Las revoluciones son cambios profundos, normalmente rápidos y violentos, que transforman la estructura de una sociedad. Hay revoluciones grandes que aparecen con fechas concretas en los libros de Historia y también revoluciones pequeñas, donde esa metamorfosis no supone una conversión apostólica, sino el resultado de la persuasión de la propia realidad, que suele ser más tozuda que cualquier ideología.

Nuestro mundo rural, abandonado durante décadas hasta por las palabras que lo alejan y diferencian del cosmos urbano, está experimentando en los últimos años una serie de pequeñas revueltas que podrían cambiar el trágico destino al que lo condenaron los geógrafos. Los pueblos envejecidos, olvidados, lejanos, desconectados, vacíos, cerrados y ausentes podrían tener una oportunidad.

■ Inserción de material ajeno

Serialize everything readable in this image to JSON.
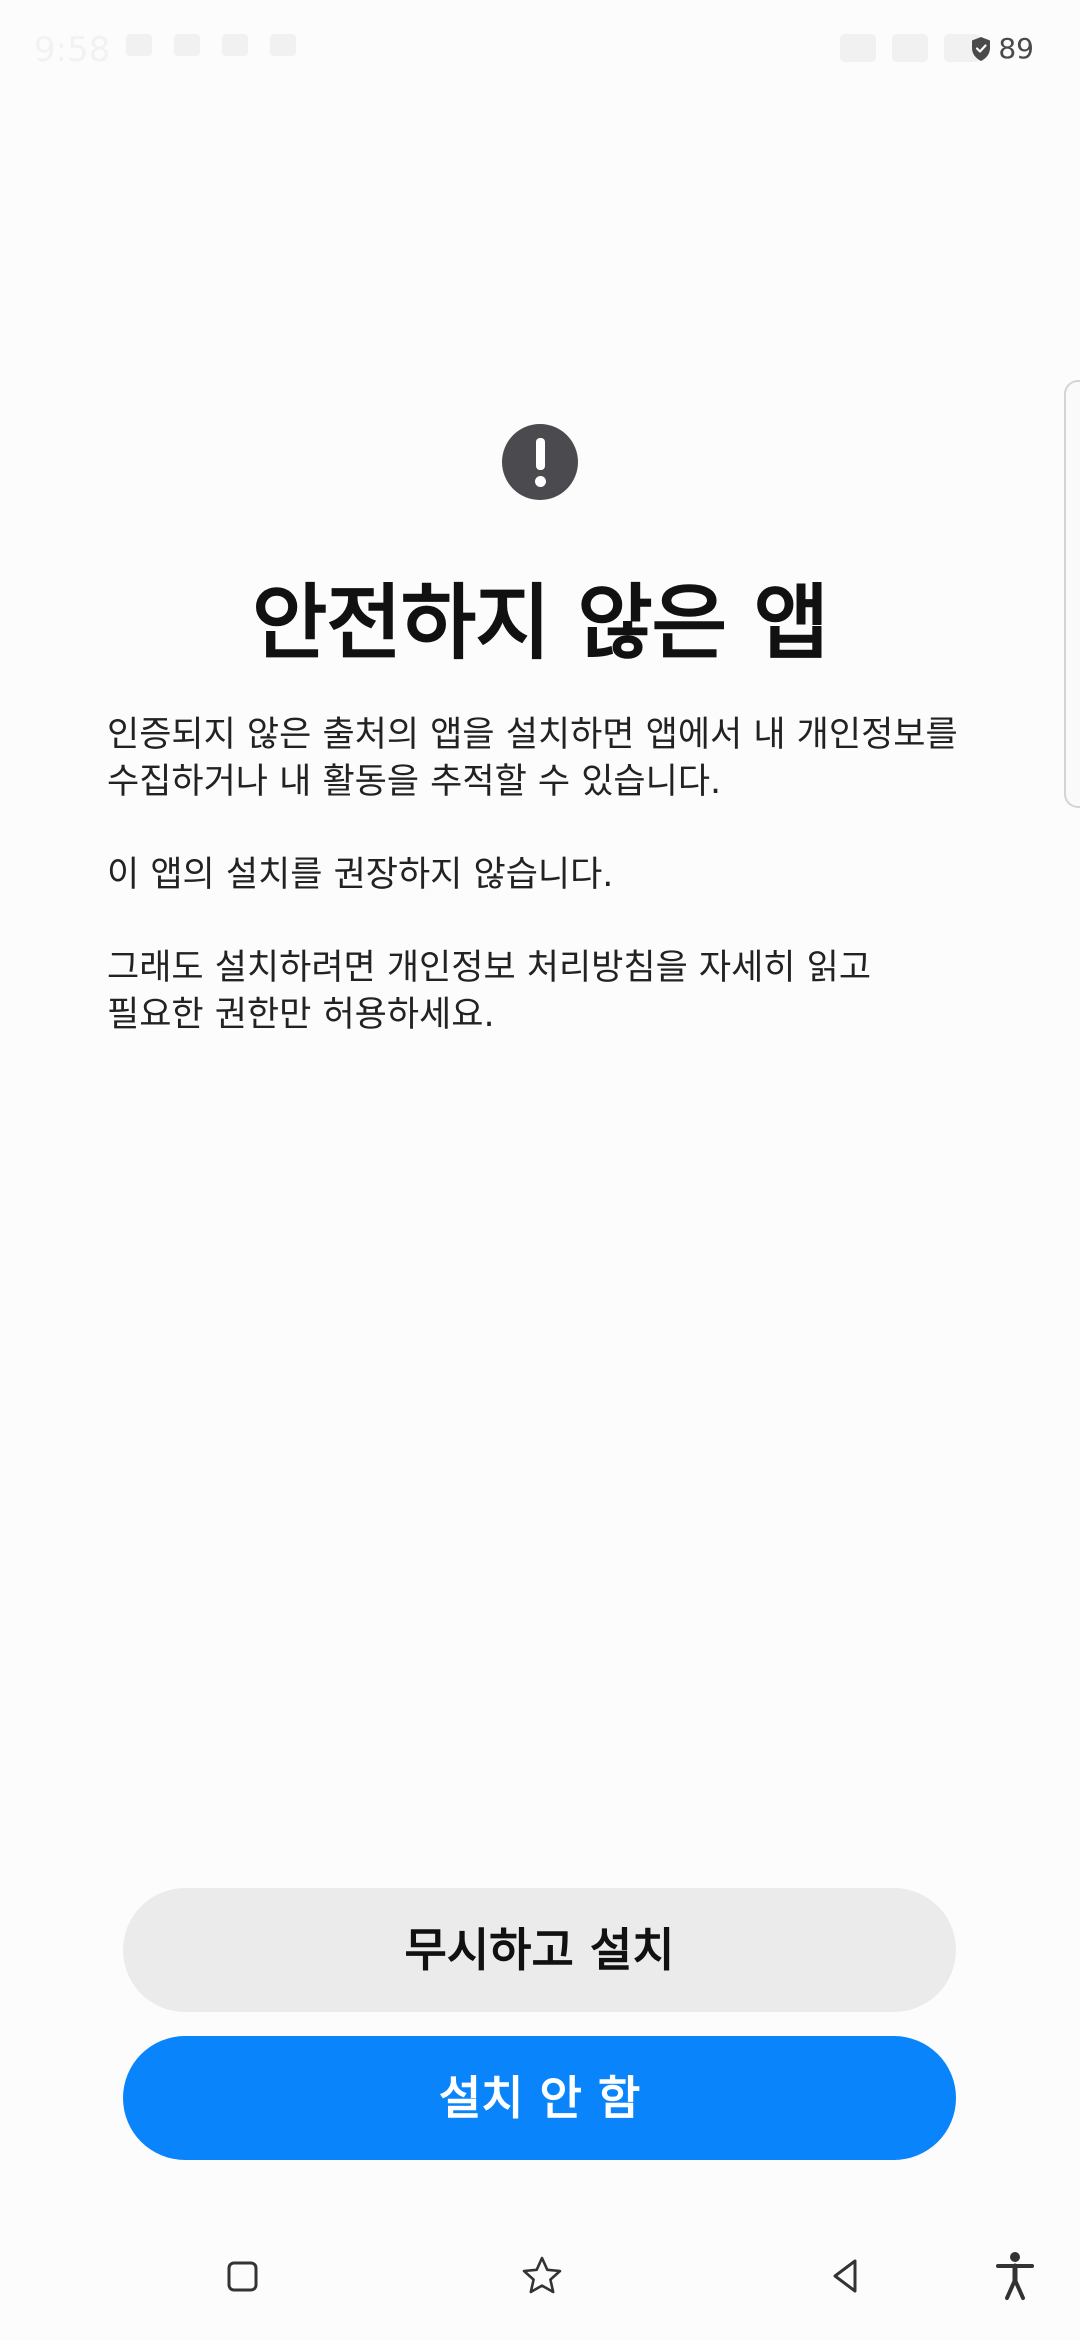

Dijo Thomas Jefferson que “cada generación necesita una nueva revolución”, y cada vez resulta más probable que la de los centennials no esté en los pisos compartidos, los trabajadores pobres y las ciudades inhóspitas. La siguiente pequeña revolución es una vuelta a lo rural, lenta pero inevitable como un reloj de arena.

El primer aviso, y la primera rebelión mínima, ocurrió con la pandemia de covid de 2020. Las ciudades fueron jaulas y los pueblos libertad, provocando un éxodo mínimo de teletrabajadores, nómadas digitales y familias que preferían el salvavidas de la tierra a los barrios encogidos de las urbes. El segundo fue el apagón, cuando durante casi un día solo pudieron cocinar, abrir los grifos y hacer la compra en el huerto aquellos que normalmente consideramos en los márgenes del progreso.

El tercer aviso, y donde la revolución se volvió violenta, es la llamada emergencia climática. Sobre el cambio climático todos fuimos escépticos o egoístas. Escépticos porque la comunidad científica ha abusado de los apocalipsis tanto como Nostradamus. Egoístas porque, leyendo la letra pequeña de los estudios, los efectos devastadores nos pillarían bajo tierra. Sin embargo, estamos siendo atropellados por nuestra propia soberbia. No hacer casi nada lo ha acelerado todo y así, solo en España, en un año hemos sufrido una DANA devastadora, la ola de calor extremo más larga de la historia y una oleada de incendios indomables que nos hicieron ceniza.

Las consecuencias del cambio climático son bofetadas a las que nos resistíamos igual que los adolescentes a las responsabilidades. Pero pueden cambiarlo todo. La esperanza verde del mundo rural es una economía sostenible que gestione el paisaje. Nos engañamos. No es posible un territorio sin sector primario. La economía verde no era llenar los campos de placas solares y las colinas de aerogeneradores. Era mantener rebaños, quemar madera, controlar la fauna y sembrar los campos. La revolución es volver a trabajar los pueblos como aval de supervivencia.

Es este un levantamiento pacífico, currante e imprescindible también para las ciudades. “Las ciudades contienen todas las humanas derrotas”, escribió en el siglo I el romano Valerio Máximo. Si muere lo rural, esa derrota será definitiva. Quizá este sea el manido final de la Historia: la economía de la tradición como única garantía de progreso.